На основании анализа кейсов удалось выделить пять аудиторий, позицию которых японское правительство вынуждено учитывать при выработке политики в отношении конфликта: это правительство США, правительства арабских стран, страны члены ООН, соседние страны Юго-Восточной Азии и, что немаловажно, внутренняя японская аудитория, в которой сильны пацифистские настроения. Автор делает вывод, что в условиях ограничений со стороны пяти значимых для нее аудиторий Японии не всегда удается угодить всем, однако в целом ее дипломатию в отношении конфликта2023—2024гг. можно признать достаточно успешной.
РЕЦЕНЗИИ
В статье рассматривается содержание книги Е.Л. Скворцовой и А.Л. Луцкого «Миры японской культуры» (М.; СПб.: Центр гуманитарных инициатив, 2025. 582 с.

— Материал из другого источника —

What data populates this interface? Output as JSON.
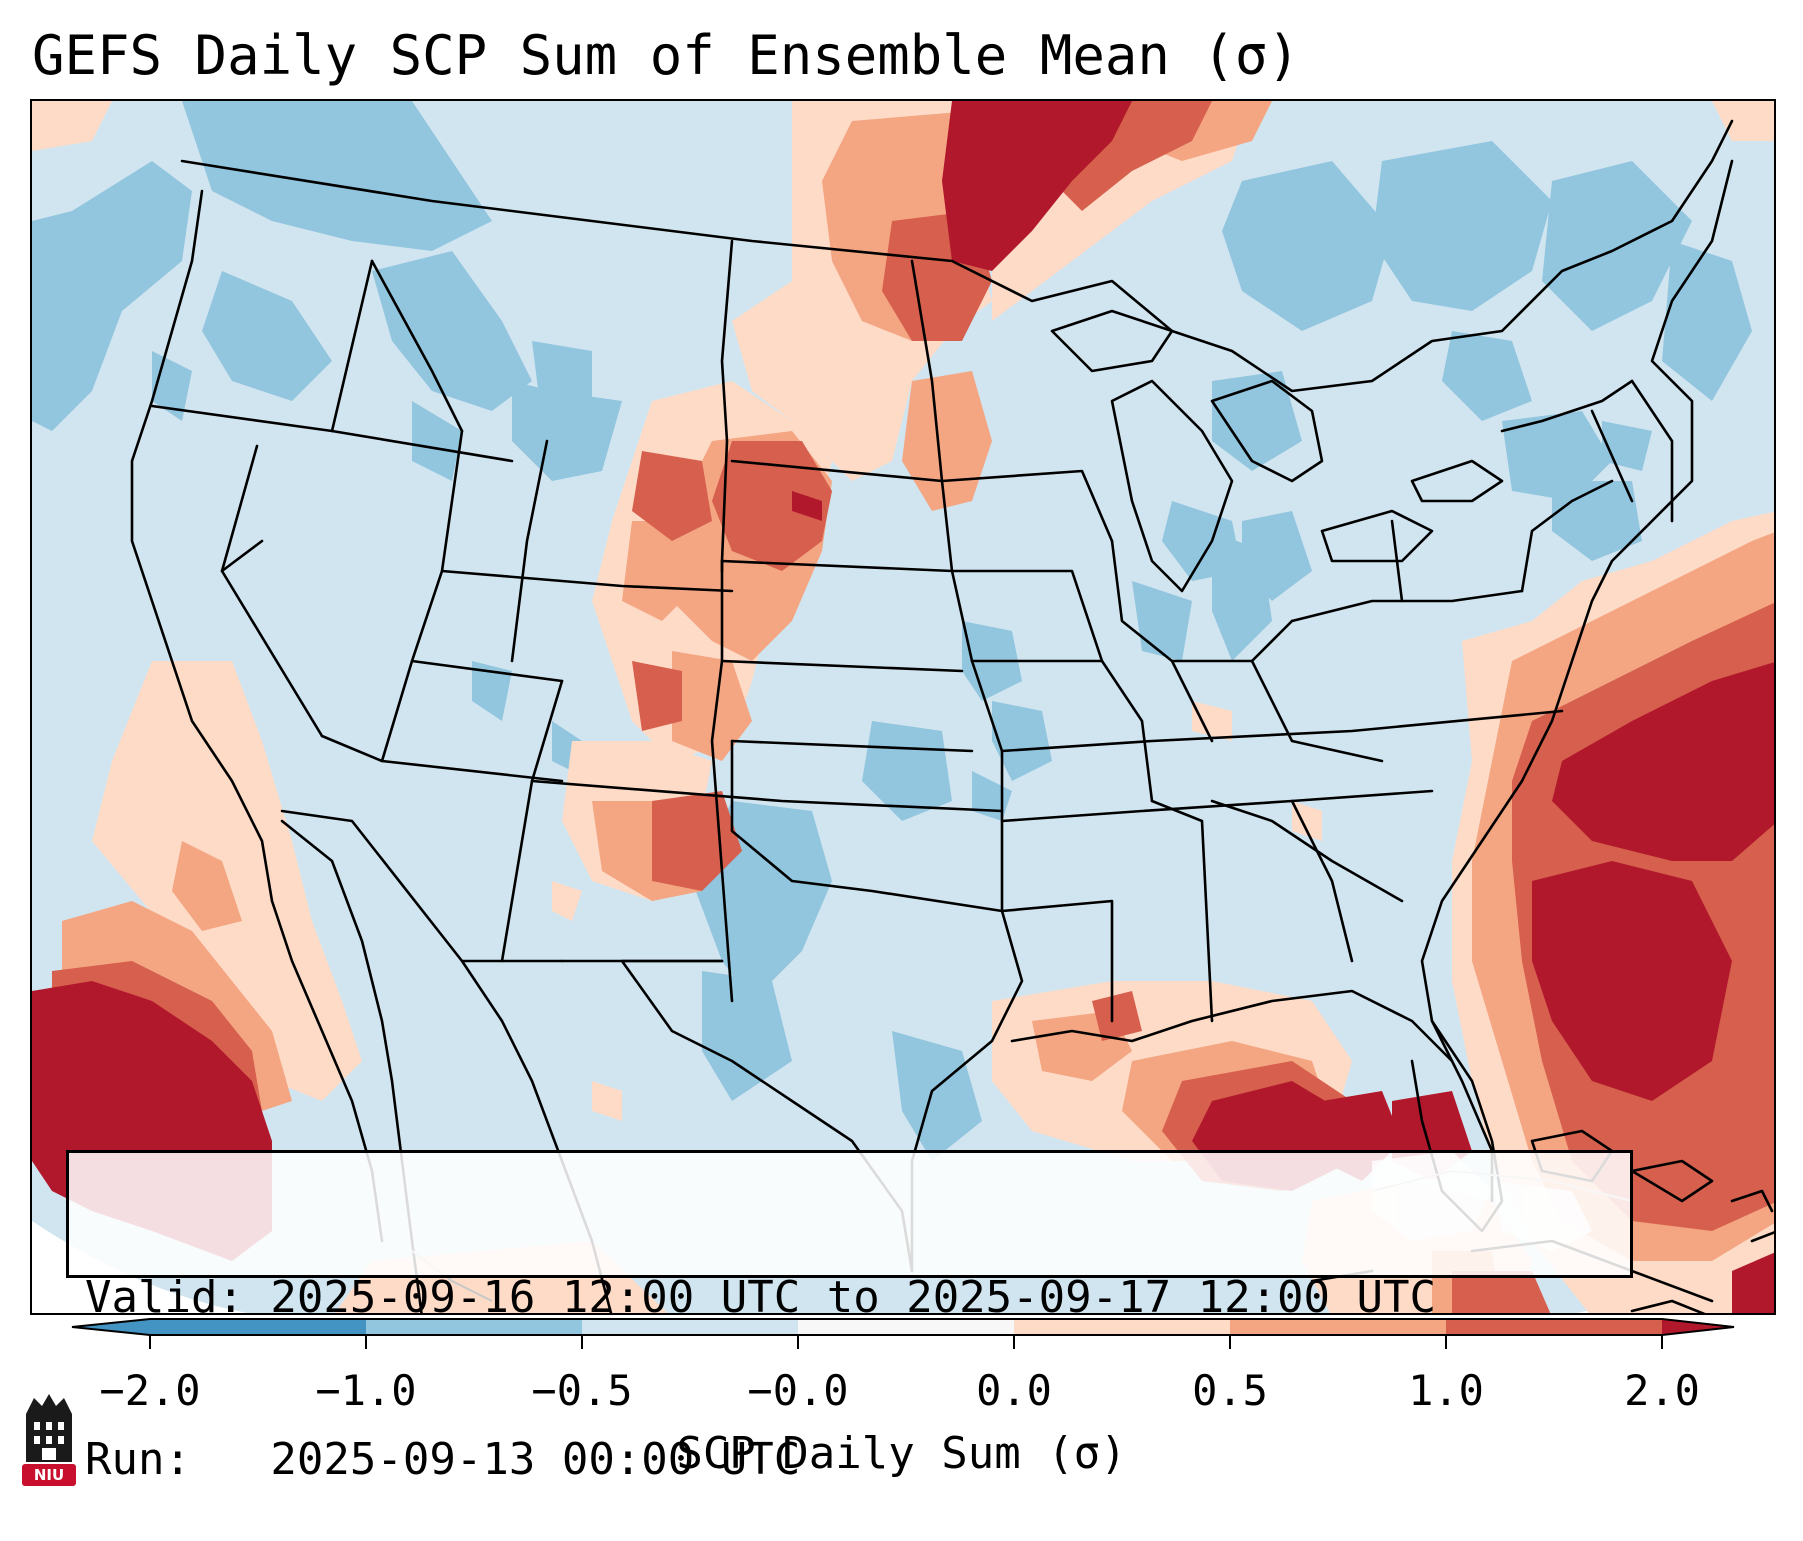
{
  "title": "GEFS Daily SCP Sum of Ensemble Mean (σ)",
  "info": {
    "valid_line": "Valid: 2025-09-16 12:00 UTC to 2025-09-17 12:00 UTC",
    "run_line": "Run:   2025-09-13 00:00 UTC"
  },
  "colorbar": {
    "label": "SCP Daily Sum (σ)",
    "ticks": [
      "−2.0",
      "−1.0",
      "−0.5",
      "−0.0",
      "0.0",
      "0.5",
      "1.0",
      "2.0"
    ],
    "colors": {
      "extend_low": "#4393c3",
      "bin_neg2_neg1": "#4393c3",
      "bin_neg1_neg05": "#92c5de",
      "bin_neg05_0": "#d1e5f0",
      "bin_0_05": "#fddbc7",
      "bin_05_1": "#f4a582",
      "bin_1_2": "#d6604d",
      "extend_high": "#b2182b",
      "masked_zero": "#f7f7f7"
    }
  },
  "logo": {
    "text": "NIU",
    "color": "#c8102e"
  }
}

Серия «Древо смыслов». ISBN 978-5-98712-499-4). В обзоре обозначены главные темы, к которым обращаются авторы книги: развитие японской философии и социологии в новейший период, проблемы, с которыми сталкивается японское общество в XXI в., сущность и характерные черты японской цивилизации. Согласно выводу автора рецензии, книга представляет собой ценный вклад в изучение современной философии и культуры Японии в целом.
НАУЧНАЯ ЖИЗНЬ
В мировом рейтинге гендерного неравенства Всемирного экономического форума Япония опустилась с 80 го места в 2006 г. до 114 го в 2017 г. и 118го в 2024 г. Хотя этот рейтинг весьма условен, он показывает, что проблема гендерного неравенства в стране далека от своего разрешения. Несмотря на значительный рост уровня образования японок, во многих сферах жизни их роль гораздо более скромна, чем роль мужчин. Еще с конца 1980х г. правительство предпринимает меры для изменения ситуации, но кардинальных сдвигов пока не наблюдается. Гендерная асимметрия проявляется особенно остро в таких сферах, как экономика и политика. В то же время нельзя не видеть и огромных изменений, происходящих в обществе и прямо или косвенно влияющих на положение женщин. Это проявляется в отходе от привычных ценностей, традиционно воспринимаемых как основа формирования японского социума. Хотя по-прежнему сильны традиционализм в культуре и доминантные патриархальные маскулинные установки в общественном сознании, происходит пересмотр гендерных стереотипов и ролей. Брачно-семейные отношения постепенно теряют свою значимость, институт брака переживает определенный кризис, расширяется масштаб конфликтов между представителями разных поколений, наблюдается рост социальной апатии у молодых японцев, что проявляется, в том числе, в снижении их интереса к противоположному полу и заключению брака. Это приводит к падению рождаемости, повышению брачного возраста, сокращению числа детей в семье. Среди молодых японок растет доля тех, кто, получив хорошее образование, стремится к профессиональному росту, но это ставит их перед нелегким выбором —брак и семья или карьера, так как сочетать полноценную работу с бременем семейных обязанностей чрезвычайно сложно. С этим связана модель участия японских женщин в экономике, характеризующаяся резким снижением среди них доли постоянных работников после 30 лет (возраста вступления в брак и рождения детей).